Le vicende si svolgono nelle Dales dello Yorkshire, dove una quindicenne, Melanie Muncy, figlia di un ricco proprietario, scompare nella brughiera dove era solita passeggiare con il suo cane. La neve è ovunque, ma non si è certamente smarrita, lei che conosceva benissimo tutti i dintorni: le è successo qualcosa di grave e ci vuole poco perché parta una squadra di soccorso alla ricerca della ragazzina. Nelle primissime pagine, in realtà, noi lettori abbiamo già visto cosa è successo a Melanie e sappiamo che un bracconiere, sorpreso mentre squartava la sua preda, ha pensato bene di mettere a tacere la ragazza... Come? Ve lo lascio immaginare.
Le premesse sembrano quelle di un "normale" crime, ma le vicende si complicano quando a indagare viene mandato il detective Jim Brindle: perché da Londra scomodano uno come lui, che di solito si occupa di casi di omicidio tra i più difficili da risolvere e che infatti lavora per la Cella Frigorifera, la "sezione oscura" (p. 115), dove accade "roba sconvolgente" (ibidem)?
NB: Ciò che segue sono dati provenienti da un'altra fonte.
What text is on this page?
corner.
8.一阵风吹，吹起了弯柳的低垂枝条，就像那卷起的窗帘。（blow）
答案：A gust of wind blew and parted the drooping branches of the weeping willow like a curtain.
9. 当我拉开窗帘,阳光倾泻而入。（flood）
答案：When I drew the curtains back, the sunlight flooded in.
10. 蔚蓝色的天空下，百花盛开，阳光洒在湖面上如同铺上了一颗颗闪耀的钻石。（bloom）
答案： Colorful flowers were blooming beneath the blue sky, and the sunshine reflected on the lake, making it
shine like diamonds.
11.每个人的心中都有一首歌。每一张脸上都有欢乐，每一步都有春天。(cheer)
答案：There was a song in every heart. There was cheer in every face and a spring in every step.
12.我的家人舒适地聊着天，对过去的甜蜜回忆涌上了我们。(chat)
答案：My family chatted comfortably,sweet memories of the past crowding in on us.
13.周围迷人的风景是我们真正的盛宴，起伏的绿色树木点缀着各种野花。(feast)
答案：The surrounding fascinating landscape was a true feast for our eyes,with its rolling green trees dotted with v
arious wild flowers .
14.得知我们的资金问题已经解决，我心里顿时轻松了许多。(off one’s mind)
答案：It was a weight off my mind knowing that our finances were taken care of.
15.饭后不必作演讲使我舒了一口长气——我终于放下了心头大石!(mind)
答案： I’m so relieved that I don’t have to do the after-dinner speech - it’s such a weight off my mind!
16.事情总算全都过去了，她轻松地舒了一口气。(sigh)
Solo perché il padre della ragazza possiede mezza vallata? La polizia locale è schiva e reticente, se non addirittura ostile al detective: nel paesino sono abituati a far tutto da soli e chi viene da fuori genera sempre sospetto, a maggior ragione se è silenzioso, ossessivo e supponente come Brindle. La pensa diversamente un giornalista locale, Roddy Mace, che vede la possibilità di allearsi a Brindle per cercare di risolvere il caso (e riscattarsi così dopo un periodo in cui si è lasciato andare a sesso, droghe e alcol). Certo, non è facile interagire con Brindle, chiuso nei suoi pensieri e poco abituato a fidarsi degli altri, fissato sui suoi casi, ma Mace riesce in qualche modo a conquistarsi un po' di credito.
Quel che nessuno sa e che scopriremo nel corso delle quattrocento pagine è che dietro alla sparizione della ragazza c'è una rete intricatissima di accordi da non violare e per Brindle e Mace sarà ben difficile penetrare in questa dimensione di patti segreti, silenzi omertosi, minacce sottovoce, in nome di un passato di illegalità e di atti terribili. Fare giustizia, l'imperativo di Brindle, pare davvero difficile in questo contesto, anche se capisce subito chi è il suo uomo, ma deve cercare il movente e delle prove che lo incastrino definitivamente. Soprattutto perché dietro al killer c'è un intero universo di perversione da fermare...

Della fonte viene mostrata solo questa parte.